If only for the last century, no Indian ever sees Devdas for the first time. It is less convincing to assert that no Indian ever reads Devdas for the first time: while the stark novella by Sarat Chandra Chattopadhyay (1876-1938),2 first published in Bengali in 1917 and soon translated into other major Indian languages, enjoyed a remarkable vogue and has endured for an often adoring audience, it is clear that the early adaptation of the story into a film by Naresh Chandra Mitra in 1928, and repeatedly thereafter by other filmmakers in both official and unofficial remakes, has ensured a deep familiarity more approvingly associated with ancient, sacred, and mythic rather than modern, secular, and popular texts. In contrast to the Mahabharata and Ramayana, the sweeping Sanskrit epics that still animate popular South Asian narratives, it may seem premature to identify the concise Devdas as a “classic,” except in the careless way we label some texts “modern” or even “instant” classics. And since the term is usually offered as a designation of “timeless” literary value as well as a marker of antiquity, the celebration of Devdas as a “classic” in either sense certainly remains debatable or premature. Devdas is a story its readers have probably loved more than admired, and so critical estimations of the work (including its mature author’s own apparently dismissive opinion of his early text) have had little negative impact on the tale’s resonant and persistent appeal.
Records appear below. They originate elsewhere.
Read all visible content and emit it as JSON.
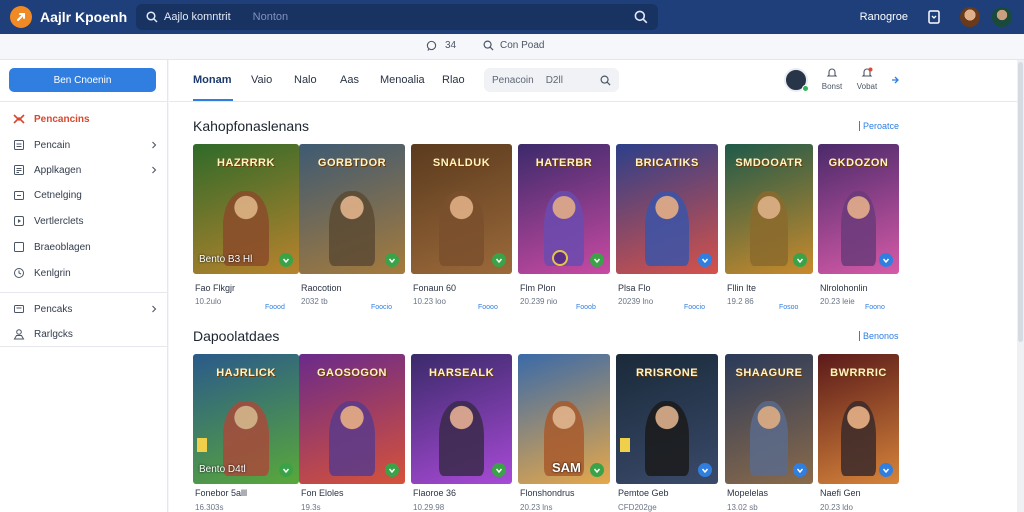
{
  "topbar": {
    "app_title": "Aajlr Kpoenh",
    "search_query": "Aajlo komntrit",
    "search_hint": "Nonton",
    "right_label": "Ranogroe"
  },
  "strip": {
    "item_a_count": "34",
    "item_b_label": "Con Poad"
  },
  "sidebar": {
    "cta_label": "Ben Cnoenin",
    "items": [
      {
        "label": "Pencancins",
        "icon": "grid-icon",
        "chevron": false,
        "active": true
      },
      {
        "label": "Pencain",
        "icon": "document-icon",
        "chevron": true,
        "active": false
      },
      {
        "label": "Applkagen",
        "icon": "apps-icon",
        "chevron": true,
        "active": false
      },
      {
        "label": "Cetnelging",
        "icon": "folder-icon",
        "chevron": false,
        "active": false
      },
      {
        "label": "Vertlerclets",
        "icon": "play-icon",
        "chevron": false,
        "active": false
      },
      {
        "label": "Braeoblagen",
        "icon": "square-icon",
        "chevron": false,
        "active": false
      },
      {
        "label": "Kenlgrin",
        "icon": "clock-icon",
        "chevron": false,
        "active": false
      },
      {
        "label": "Pencaks",
        "icon": "layers-icon",
        "chevron": true,
        "active": false
      },
      {
        "label": "Rarlgcks",
        "icon": "user-icon",
        "chevron": false,
        "active": false
      }
    ]
  },
  "main": {
    "tabs": [
      "Monam",
      "Vaio",
      "Nalo",
      "Aas",
      "Menoalia",
      "Rlao"
    ],
    "filter_label": "Penacoin",
    "filter_num": "D2ll",
    "actions": [
      "Bonst",
      "Vobat"
    ]
  },
  "sections": [
    {
      "title": "Kahopfonaslenans",
      "view_all": "Peroatce",
      "cards": [
        {
          "art": "HAZRRRK",
          "tag": "Bento B3 Hl",
          "name": "Fao Flkgjr",
          "sub": "10.2ulo",
          "link": "Foood",
          "bg": [
            "#2f6a2a",
            "#b9832c"
          ],
          "fig": "#8a4b2a",
          "badge": "#3aa347"
        },
        {
          "art": "GORBTDOR",
          "tag": "",
          "name": "Raocotion",
          "sub": "2032 tb",
          "link": "Foocio",
          "bg": [
            "#3e5a73",
            "#a67b3c"
          ],
          "fig": "#5b4a33",
          "badge": "#3aa347"
        },
        {
          "art": "SNALDUK",
          "tag": "",
          "name": "Fonaun 60",
          "sub": "10.23 loo",
          "link": "Foooo",
          "bg": [
            "#5a3a1e",
            "#9c6a3a"
          ],
          "fig": "#7a4f2c",
          "badge": "#3aa347"
        },
        {
          "art": "HATERBR",
          "tag": "",
          "name": "Flm Plon",
          "sub": "20.239 nio",
          "link": "Fooob",
          "bg": [
            "#3b2a6a",
            "#c94aa3"
          ],
          "fig": "#6a4bb0",
          "badge": "#3aa347",
          "coin": true
        },
        {
          "art": "BRICATIKS",
          "tag": "",
          "name": "Plsa Flo",
          "sub": "20239 lno",
          "link": "Foocio",
          "bg": [
            "#2c3f8a",
            "#d6524a"
          ],
          "fig": "#3a54a8",
          "badge": "#2f7ee0"
        },
        {
          "art": "SMDOOATR",
          "tag": "",
          "name": "Fllin Ite",
          "sub": "19.2 86",
          "link": "Fosoo",
          "bg": [
            "#1f5a4a",
            "#c98a2c"
          ],
          "fig": "#8a6a2c",
          "badge": "#3aa347"
        },
        {
          "art": "GKDOZON",
          "tag": "",
          "name": "Nlrolohonlin",
          "sub": "20.23 leie",
          "link": "Foono",
          "bg": [
            "#4a2a6a",
            "#d65aa8"
          ],
          "fig": "#6a3a7a",
          "badge": "#2f7ee0"
        }
      ]
    },
    {
      "title": "Dapoolatdaes",
      "view_all": "Benonos",
      "cards": [
        {
          "art": "HAJRLICK",
          "tag": "Bento D4tl",
          "name": "Fonebor 5alll",
          "sub": "16.303s",
          "link": "",
          "bg": [
            "#2a5a8a",
            "#5aa83a"
          ],
          "fig": "#a84a3a",
          "badge": "#3aa347",
          "sticker": true
        },
        {
          "art": "GAOSOGON",
          "tag": "",
          "name": "Fon Eloles",
          "sub": "19.3s",
          "link": "",
          "bg": [
            "#6a2a8a",
            "#d6523a"
          ],
          "fig": "#5a3a8a",
          "badge": "#3aa347"
        },
        {
          "art": "HARSEALK",
          "tag": "",
          "name": "Flaoroe 36",
          "sub": "10.29.98",
          "link": "",
          "bg": [
            "#3a2a6a",
            "#a84ad6"
          ],
          "fig": "#3a2a4a",
          "badge": "#3aa347"
        },
        {
          "art": "",
          "tag": "",
          "name": "Flonshondrus",
          "sub": "20.23 lns",
          "link": "",
          "bg": [
            "#3a6aa8",
            "#e6a84a"
          ],
          "fig": "#a85a2c",
          "badge": "#3aa347",
          "sam": "SAM"
        },
        {
          "art": "RRISRONE",
          "tag": "",
          "name": "Pemtoe Geb",
          "sub": "CFD202ge",
          "link": "",
          "bg": [
            "#1a2a3a",
            "#3a4a6a"
          ],
          "fig": "#1a1a1a",
          "badge": "#2f7ee0",
          "sticker": true
        },
        {
          "art": "SHAAGURE",
          "tag": "",
          "name": "Mopelelas",
          "sub": "13.02 sb",
          "link": "",
          "bg": [
            "#2a3a5a",
            "#8a6a4a"
          ],
          "fig": "#5a6a8a",
          "badge": "#2f7ee0"
        },
        {
          "art": "BWRRRIC",
          "tag": "",
          "name": "Naefi Gen",
          "sub": "20.23 ldo",
          "link": "",
          "bg": [
            "#5a1a1a",
            "#d6843a"
          ],
          "fig": "#3a2a2a",
          "badge": "#2f7ee0"
        }
      ]
    }
  ]
}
As Meenakshi Mukherjee emphasizes, “Irrespective of the fact that serious present-day literary critics prefer to leave him [Saratchandra] alone, his highly durable grassroots popularity is a phenomenon of continuing cultural

significance in modern India, proving adequately, if proof were needed, that despite surface differences there is a common Indian substratum of literary taste at the mass level” (Mukherjee 1985: 102).3 If the power the story has exerted cannot finally be explained by the original text’s intrinsic qualities, there is no denying its accumulated effect: since its appearance almost a century ago, Devdas has never been forgotten, in large part because it has never been allowed to collect dust, unlike other musty “classics” that are dutifully acclaimed but largely unread, and rarely remembered with affection despite their esteemed status.